Variable naming convention

Understanding Society has a distinct naming convention for its datafiles to identify which wave the data is from and the source of the data.

The naming convention for variables follows the same rules as file names. Variable names have the same root name which is fixed over time,  and begin with a prefix to reflect the wave the data are collected (“a_” for the first wave, “b_” for the second wave; in this user guide we have used “w_” to denote waves in general).

For example, current employment status collected from interviews with responding adults in Wave 1 (both years: 2009 and 2010) is a_jbstat and b_jbstat in Wave 2 (both years: 2010 and 2011).

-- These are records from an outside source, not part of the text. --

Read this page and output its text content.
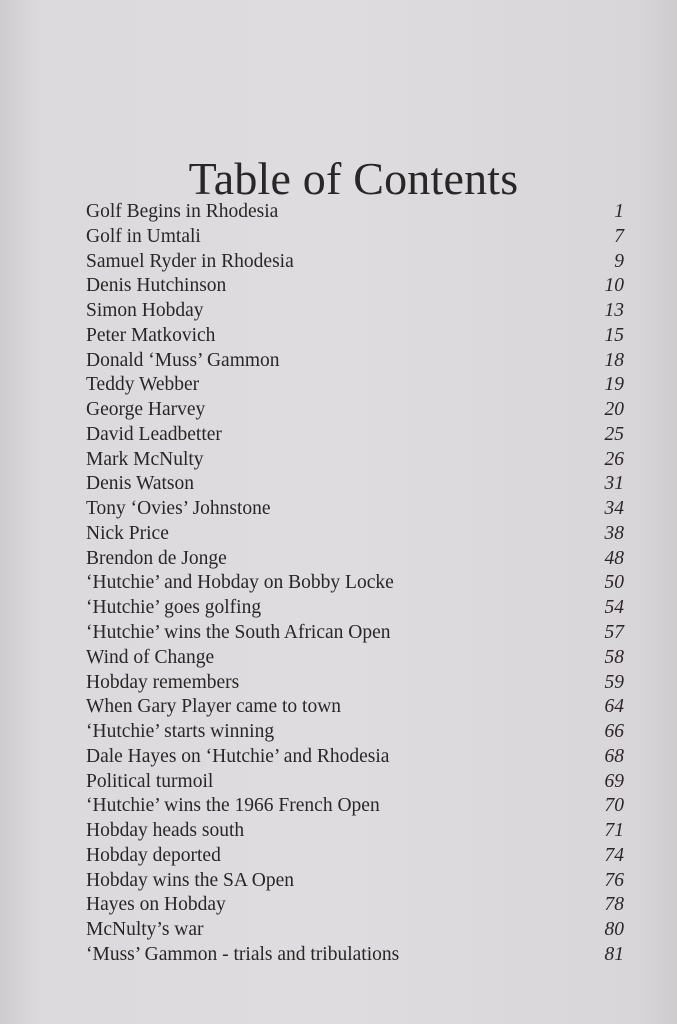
Table of Contents
Golf Begins in Rhodesia	1
Golf in Umtali	7
Samuel Ryder in Rhodesia	9
Denis Hutchinson	10
Simon Hobday	13
Peter Matkovich	15
Donald ‘Muss’ Gammon	18
Teddy Webber	19
George Harvey	20
David Leadbetter	25
Mark McNulty	26
Denis Watson	31
Tony ‘Ovies’ Johnstone	34
Nick Price	38
Brendon de Jonge	48
‘Hutchie’ and Hobday on Bobby Locke	50
‘Hutchie’ goes golfing	54
‘Hutchie’ wins the South African Open	57
Wind of Change	58
Hobday remembers	59
When Gary Player came to town	64
‘Hutchie’ starts winning	66
Dale Hayes on ‘Hutchie’ and Rhodesia	68
Political turmoil	69
‘Hutchie’ wins the 1966 French Open	70
Hobday heads south	71
Hobday deported	74
Hobday wins the SA Open	76
Hayes on Hobday	78
McNulty’s war	80
‘Muss’ Gammon - trials and tribulations	81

To ease identification of groups of variables a number of additional general naming conventions have been applied. For instance, following the wave prefix, information from the UKHLS Wave 1 and Wave 2 self-completion interview with adults starts with the prefix “sc”; information from the interview with young adults generally starts with the prefix “ya”, and information from the child development module starts with the prefix “cd”. Similarly, we have attempted to include in the variable name the acronym of well-known instruments such as the Strengths and Difficulties Questionnaire (SDQ) or the General Health Questionnaire (GHQ). See, for example, c_ypsqda to c_ypsdqy on data file c_youth or d_scghq2_dv on data file d_indresp.

The prefix “ff_” following the wave prefix shows variables that were fed forward from previous waves to route respondents appropriately in the questionnaire. To aid data collection, information reported at an earlier time is fed forward to the respondent to personalize the question. Rather than ask a question about current occupation, the question might say:

“The last time you were interviewed you said you were “specific occupation”, are you still “specific occupation”?

Feed-forward variables are used at both the household and individual levels. For example:

b_ff_hhsize feeds forward the household size from the previous wave (Wave 1)

b_ff_plbornc is the country of birth of the respondent fed forward from the previous wave. 

Note that the variable name does not change over time so long as the underlying question does not change substantially. Analysts are advised to carefully read the variable notes in the online documentation to keep track of any definitional changes or changes in the code frame that may impact study results. An example is the derived variable w_qfhigh_dv which provides limited information about continuing BHPS (from Wave 2 onward) and IEMB sample members (from Wave 6 onward) as the underlying code frames for the initial conditions questions in the BHPS Wave 1-18, UKHLS Wave 1-7 and IEMB Wave 1 (as part of UKHLS Wave 6) do not perfectly align.